Thirty-four consecutive patients (mean age, 56.5 years) were operated on between July 1998 and January 2005 using this technique. For comparison purposes, the investigators used their department's gastric cancer database to identify 34 controls matched for age, sex, and pathologic stage who had gastrectomy using a conventional, open technique. Inclusion criteria were gastric cancer of the distal stomach <5 cm in size without distant metastases or prominent serosal invasion. Fifty-nine percent of the patients were male.

Primary study endpoints were operative time, blood loss, length of stay (LOS), morbidity and mortality, adequacy of lymphadenectomy, and long-term outcome. Patients were followed for at least 2 years.

One patient (2.9%) in the laparoscopic group required conversion to laparotomy owing to inadequate resection margins. Mean operative time was significantly longer for the laparoscopic group as compared with the control group (283 vs 195 minutes; P<.001). However, as compared with the control group, the laparoscopic cohort had significantly less blood loss (74 mL vs 190 mL; P <.001); earlier flatus passage (2.9 vs 4.9 days; P <.01); less need for analgesics for postoperative pain control (3.5 vs 5.8 doses; P<.05); and a shorter LOS (8.5 vs 12.1 days; P<.01).
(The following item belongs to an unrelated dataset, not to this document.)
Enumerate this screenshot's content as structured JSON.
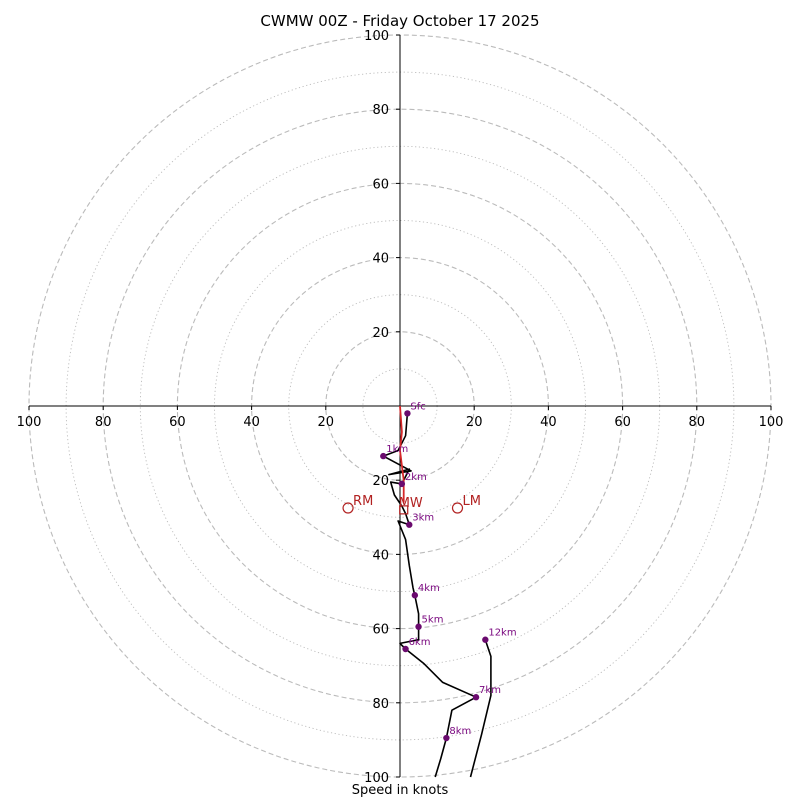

There were 2 major complications in both groups (5.9%), including anastomotic leaking, intraabdominal abscess, and respiratory failure due to pneumonia. There were 5 minor complications in the laparoscopic group (14.7%) compared with 4 (11.8%) in the control group; these included gastrointestinal bleeding, gastric stasis, wound infection, and duodenal stump leakage.

Three patients in each group (7.5%) experienced late mortality. In the laparoscopic cohort, 1 patient (2.9%) had cerebrovascular hemorrhage and 2 patients (5.9%) had a recurrence of their cancer. In the control group, cancer recurred in 1 patient (2.9%).

"[D]espite a small number of patients, the study reveals that [total laparoscopic BII gastrectomy] with D2 lymphadenectomy is feasible and safe, and that it provides an oncologic resection similar to that of open resection," the researchers concluded. It avoids major incisions, requires less medication for pain control, decreases intraoperative blood loss, and affords more rapid recovery and earlier discharge to home, they stressed. (Lee W-J, et al. Surg Laparosc Endosc Percutan Tech 2008;18:369-374.)